There is an interesting article on how to generate efficiently the inverse of the normal cumulative distribution on the GPU. This is useful for Monte-Carlo simulations based on normally distributed variables.
Another result of the paper is a method (breakless algorithm) to compute it apparently faster than the very good Wichura's AS241 algorithm on the CPU as well keeping a similar precision. The key is to avoid branches (if-then) at the cost of not avoiding log() calls. As the algorithm is very simple, I decided to give it a try in Java.
Unfortunately I found out that in Java, on 64 bit machines, the breakless algorithm is actually around twice slower. Intrigued, I tried in Visual C++ the same, and found this time it was 1.5x slower. Then I tried in gcc and found that it was 10% faster... But the total time was significant, because I had not applied any optimization in the gcc compilation. With -O3 flag AS241 became much faster and we were back at the Java result: the breakless algorithm was twice slower. The first result is that the JITed java code is as fast as optimized C++ compiled code. The second result is that the authors did not think of compiling with optimization flag.
Then I decided to benchmark the CUDA float performance of similar algorithms. The CUDA program was 7x faster than the double precision multithreaded CPU program. This is comparing Nvidia GT330m vs Core i5 520m and float precision vs double precision on a naturally parallel problem. This is very far from the usually announced x80 speedup.

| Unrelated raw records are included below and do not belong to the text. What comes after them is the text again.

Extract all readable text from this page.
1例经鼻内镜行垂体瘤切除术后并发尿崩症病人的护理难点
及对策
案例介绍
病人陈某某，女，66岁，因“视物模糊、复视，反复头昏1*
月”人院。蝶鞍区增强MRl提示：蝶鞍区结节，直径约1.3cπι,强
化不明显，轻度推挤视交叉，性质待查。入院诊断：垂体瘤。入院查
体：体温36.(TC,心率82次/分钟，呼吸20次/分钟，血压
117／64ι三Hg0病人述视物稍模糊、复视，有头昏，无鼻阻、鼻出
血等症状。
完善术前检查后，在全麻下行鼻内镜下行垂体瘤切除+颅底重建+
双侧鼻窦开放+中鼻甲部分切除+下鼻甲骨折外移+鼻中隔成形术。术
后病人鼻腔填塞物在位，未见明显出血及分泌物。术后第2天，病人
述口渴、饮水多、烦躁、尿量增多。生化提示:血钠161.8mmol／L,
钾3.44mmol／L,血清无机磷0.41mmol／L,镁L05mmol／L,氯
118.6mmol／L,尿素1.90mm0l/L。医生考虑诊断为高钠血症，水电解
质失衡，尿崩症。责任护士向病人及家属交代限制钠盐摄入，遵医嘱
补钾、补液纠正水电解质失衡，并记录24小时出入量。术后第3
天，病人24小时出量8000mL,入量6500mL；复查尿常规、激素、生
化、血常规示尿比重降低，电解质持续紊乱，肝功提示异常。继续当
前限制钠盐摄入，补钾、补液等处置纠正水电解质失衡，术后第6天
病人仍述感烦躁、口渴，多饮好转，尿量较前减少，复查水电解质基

Of course if one compares the algorithms with GCC single threaded no optimization, we might attain x50, but this is not a realistic comparison at all. I have heard that double precision is 8x slower on the GPU when compared to float precision: the difference then becomes quite small. Apparently Fermi cards are much faster, unfortunately I don't have any. And still I would not expect much better than 10x speedup. This is good but very far from the usually advertised speedup.